Excuse the tautology, but if a folding bicycle is interesting, even to people who don’t ride bicycles, it’s because it folds, an unexpected capability in a world of bicycle frames that maintain a consistent distance between handlebars and head tubes, seats and seat tubes, and front and rear wheels.
But interest doesn’t often lead to adoption. In fact, people tend to lose interest after watching you fold a bicycle once or twice or three or five times. (You’re warned that some people are simply interested in watching you screw up the job.)
A person who doesn’t ride a bicycle is unlikely to buy one simply because it now does something they didn’t expect.
In the same way, people who ride bicycles and witness the transformative properties of the folder are almost equally unlikely to adopt the vehicle.

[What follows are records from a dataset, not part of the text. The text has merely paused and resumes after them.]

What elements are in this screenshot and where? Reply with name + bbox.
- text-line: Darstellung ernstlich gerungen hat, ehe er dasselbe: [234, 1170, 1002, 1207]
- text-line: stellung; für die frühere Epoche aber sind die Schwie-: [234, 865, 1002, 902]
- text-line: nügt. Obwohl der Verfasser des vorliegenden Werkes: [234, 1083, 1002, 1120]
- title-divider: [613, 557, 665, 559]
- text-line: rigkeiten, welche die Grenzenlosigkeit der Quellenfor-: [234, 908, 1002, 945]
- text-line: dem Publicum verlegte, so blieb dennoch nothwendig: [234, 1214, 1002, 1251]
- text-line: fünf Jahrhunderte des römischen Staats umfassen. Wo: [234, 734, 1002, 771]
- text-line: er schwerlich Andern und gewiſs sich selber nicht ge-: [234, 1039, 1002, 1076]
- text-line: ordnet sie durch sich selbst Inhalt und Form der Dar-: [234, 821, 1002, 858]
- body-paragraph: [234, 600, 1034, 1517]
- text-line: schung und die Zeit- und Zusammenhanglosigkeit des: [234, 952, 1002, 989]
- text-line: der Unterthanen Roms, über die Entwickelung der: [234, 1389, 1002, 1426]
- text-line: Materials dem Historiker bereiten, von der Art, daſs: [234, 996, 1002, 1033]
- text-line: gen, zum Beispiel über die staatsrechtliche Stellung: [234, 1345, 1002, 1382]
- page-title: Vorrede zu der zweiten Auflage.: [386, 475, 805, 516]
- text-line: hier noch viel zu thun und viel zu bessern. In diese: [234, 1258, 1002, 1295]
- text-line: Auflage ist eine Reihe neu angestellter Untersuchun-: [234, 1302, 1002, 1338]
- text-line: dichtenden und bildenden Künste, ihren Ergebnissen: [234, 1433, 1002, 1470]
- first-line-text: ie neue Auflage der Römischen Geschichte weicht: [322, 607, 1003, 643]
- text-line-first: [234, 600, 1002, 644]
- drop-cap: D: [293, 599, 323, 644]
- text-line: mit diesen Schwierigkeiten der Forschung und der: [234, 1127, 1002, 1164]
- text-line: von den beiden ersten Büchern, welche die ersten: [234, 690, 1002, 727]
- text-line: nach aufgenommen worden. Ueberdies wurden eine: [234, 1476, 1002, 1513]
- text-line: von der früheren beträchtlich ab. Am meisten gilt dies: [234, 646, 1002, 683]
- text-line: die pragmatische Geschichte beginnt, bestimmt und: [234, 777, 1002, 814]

One reason is price. Everything else being equal, a folding bicycle is more expensive than a bicycle that doesn’t fold. But the more important reason is a lack of perceived utility. To become a true object of desire, the folder must offer benefits that people want.
Here a few of the benefits.
1) A folding bicycle takes up less space when folded, which should make it easier to transport in other vehicles and store.
2) If the fold is small enough, you can take the bike inside when you’re in pedestrian mode. Because you never leave the bicycle alone, you don’t need a lock.
3) Some folders sandwich the drivetrain between the wheels when folded, preventing damage to delicate parts of the bike while protecting the rest of the world from the mark of an oily chain.
None of which matters if you don’t need those benefits.
If you have plenty of space to store your diamond-frame bicycle, you’re likely to be satisfied with it. If you never park your bike, you don’t need a bike that does away with parking. And if you’ve never rubbed up against an oily chain, I only have one word for you.